Battery life is always an issue, and Qualcomm says it is working hard to give you more time to use your phone or tablet before it runs out of power.

While efficiencies will get you so far (the Snapdragon 820 supposedly is 30 per cent more efficient), it is also making it easier to charge devices.

A new WiPower charging mat will work with 820 powered devices. The mat can be hidden under a desk out of sight, charge metal-cased devices (previously impossible), and even charge multiple devices with different needs at the same time without having to line up charging points.

Also, Qualcomm has introduced Quick Charge 3.0. It's a new version of the technology found in devices like the Moto X Pure and HTC One M9, and it promises to be able to charge your device to 80 per cent full in 35 minutes.

The Snapdragon 820 can deliver download speeds up to 600Mbps and upload speeds up to 150Mbps.

Carriers in the US, China, India, and South Korea will be able to instantly benefit from those transfer speeds when 820 devices launch in 2016, but for the UK, the only carrier that will be able to currently utilise those speeds will be EE. But not straight away.

The UK carrier offers 450Mbps in some parts of central London, and Qualcomm tells Pocket-lint this could easily be boosted to 600Mbps with a software update.

Elsewhere, the modem is able to now monitor the quality of the Wi-Fi signal to determine what's better: Wi-Fi or 4G. And then it automatically switches accordingly on the fly.

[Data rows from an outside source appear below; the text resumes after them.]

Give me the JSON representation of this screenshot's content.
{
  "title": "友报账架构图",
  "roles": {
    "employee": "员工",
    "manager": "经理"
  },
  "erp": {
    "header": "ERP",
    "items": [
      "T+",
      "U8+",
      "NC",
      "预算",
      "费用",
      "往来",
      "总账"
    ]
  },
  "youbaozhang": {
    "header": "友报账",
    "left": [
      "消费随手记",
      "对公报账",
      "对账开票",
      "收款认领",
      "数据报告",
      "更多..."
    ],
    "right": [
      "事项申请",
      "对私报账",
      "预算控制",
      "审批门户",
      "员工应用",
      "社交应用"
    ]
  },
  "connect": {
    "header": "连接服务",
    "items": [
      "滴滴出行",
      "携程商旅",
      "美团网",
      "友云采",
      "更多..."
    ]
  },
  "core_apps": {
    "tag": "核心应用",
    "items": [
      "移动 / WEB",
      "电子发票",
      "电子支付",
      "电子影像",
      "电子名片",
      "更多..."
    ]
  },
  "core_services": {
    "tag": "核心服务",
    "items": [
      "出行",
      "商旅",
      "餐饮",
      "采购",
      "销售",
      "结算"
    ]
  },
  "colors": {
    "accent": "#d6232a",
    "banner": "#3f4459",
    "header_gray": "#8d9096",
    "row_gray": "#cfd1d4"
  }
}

Unlike current Wi-Fi-calling features in the UK, this would allow you to seamless handover between the two without you realising. The company is also improving how it handles and manages the antenna within the device to put an end to dropped calls.


Rather than rely on hardware improvements like better lenses or image sensors, the Snapdragon 820 tries deliver many of the imaging improvements through software algorithms.

One in particular is how it will be able to handle low-light photography and video. Rather than simply apply an HDR effect to images, the new processor works to "lighten" elements of the image that need "lightening" without overly affecting already light areas of the image (like a street light). What's impressive is that it is able to do this in real time and with zero latency, making it ideal for shooting videos or photographs in environments that are anything but ideal.

The company is also bringing its Zeroth picture management feature to Snapdragon 820. It will use machine-learning to allow you to manage your pictures - by scanning them to see what's in them. The system can already categorise over 60 different things, such as food, animals or kids, but it also has the ability to learn as it handles more data. The system is localised to the device, so you won't need to constantly upload images to a central service, and could mean you'll be able to quickly and easily find a photo in the future.

Two new technologies - that have been demoed before as prototypes - now make it into the final commercial 820 offering.

Sense ID is Qualcomm's version of Apple's TouchID and can cope with not only sweaty fingers but also work through cover glass, meaning phones won't need a dedicated button, as it can be hidden under the display.

Smart Protect will use machine-learning to scan for what it believes is viscious malware on the phone (even if the malware hasn't been reported previously). The processor will then be able to make an educated guess as to what threat levels the malware presents and act accordingly.